Russian Pundit’s Rogue Remarks Belie Kremlin Confidence on Ukraine Victory
Colonel Khodaryonok’s pronouncement on the progress, or lack thereof, in Russia’s months-long campaign to trample Ukraine into oblivion was completely at odds with Moscow’s official line.
The Kremlin is confident it will vanquish Ukraine — at least publicly — but a Russian reserve colonel and military commentator thinks otherwise. “We need to view one million well-armed Ukrainian soldiers as a reality for the coming months,” Mikhail Khodaryonok said during a Russian state television broadcast. “We need to take it into account that the situation for us will frankly get worse.”
Colonel Khodaryonok’s pronouncement on the progress, or lack thereof, in Russia’s months-long campaign to trample Ukraine into oblivion was completely at odds with Moscow’s official line. The Russian newspaper RBC reported today that the Kremlin spokesman, Dmitry Peskov, said, “We are confident that everything will be fine, and we are confident that we will win and we will achieve all our goals. Our president knows where he is leading our country, we all see what a political consensus and level of support our president has.”
Yet Colonel Khodaryonok’s searingly frank comments to a wide Russian audience inured to a completely varnished version of global events undercuts any notion of consensus on the war, which is costing Russia more in blood and treasure than perhaps anyone outside the Kremlin truly knows. “However we hate to admit it, the whole world is against us,” Colonel Khodaryonok told viewers, estimated to be millions of people.
While other pundits on Rossiya 1’s “60 Minute” talk show hewed to Vladimir Putin’s by now customary refrain about the unprovoked invasion being a “necessity” to fend off an attack from Ukraine, Colonel Khodaryonok pressed on, saying that Ukrainians are “defending their homeland” regardless of whether some in Russia care to agree.

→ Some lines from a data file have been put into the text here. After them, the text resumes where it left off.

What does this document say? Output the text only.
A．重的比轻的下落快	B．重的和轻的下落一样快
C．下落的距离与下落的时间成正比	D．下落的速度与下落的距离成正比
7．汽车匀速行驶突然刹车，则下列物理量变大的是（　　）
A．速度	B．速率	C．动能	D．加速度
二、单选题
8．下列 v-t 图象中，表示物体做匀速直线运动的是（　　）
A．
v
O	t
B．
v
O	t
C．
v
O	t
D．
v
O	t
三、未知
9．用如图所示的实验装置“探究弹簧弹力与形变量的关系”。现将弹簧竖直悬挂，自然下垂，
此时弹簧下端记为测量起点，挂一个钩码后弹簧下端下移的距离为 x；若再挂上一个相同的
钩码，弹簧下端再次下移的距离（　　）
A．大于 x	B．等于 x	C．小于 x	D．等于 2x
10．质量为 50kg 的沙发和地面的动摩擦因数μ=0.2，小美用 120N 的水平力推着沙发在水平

The BBC’s Francis Scarr, whose Twitter bio says he “watches Russian state TV so you don’t have to,” called the comments an “extremely rare moment of candor on Russian state TV” in which “defense columnist Mikhail Khodaryonok gave a damning assessment of Russia’s war in Ukraine and his country’s international isolation.”
What made the segment riveting to watch to some Western eyes was less the comments about an ill-conceived and protracted military campaign than the persistence with which the host tried, in vain, to deflect the commentator’s truth darts. What is the use of courting closer ties with Britain, she prodded, when India and China have Russia’s back? Colonel Khodaryonok said that he would not be so sure of that.
As for the bids of Finland and Sweden for membership in the NATO military alliance, he again did not mince words: “Let’s look at the situation as a whole from the overall strategic position,” he said. “Don’t engage in saber-rattling with missiles in Finland’s direction. It actually looks very amusing.”
Another woman who is close to the Kremlin did not find the commentator’s remarks the least bit amusing. The ever-spirited Russian foreign ministry spokeswoman, Maria Zakharova, said, “Today, under pressure from Washington, Finland and Sweden, which for decades have maintained a neutral stance on international affairs and have not participated in any military bloc, are being forced to join the North Atlantic Alliance and change their strategic policy direction.” She added that the Nordic countries’ accession to NATO, in her view under American pressure, was “loosening Russia’s hands.”
Meanwhile, other Russian state-backed media such as RIA Novosti made no mention at all of Colonel Khodaryonok’s rogue remarks, which also included this zinger: “The Lend-lease program is about to start functioning,” he said, “and the resistance of a single senator will be overcome quite quickly.”
He prefaced that warning with some characteristic Russian condescension for Ukraine: “On their own, of course, they wouldn’t have done anything,” he told his audience.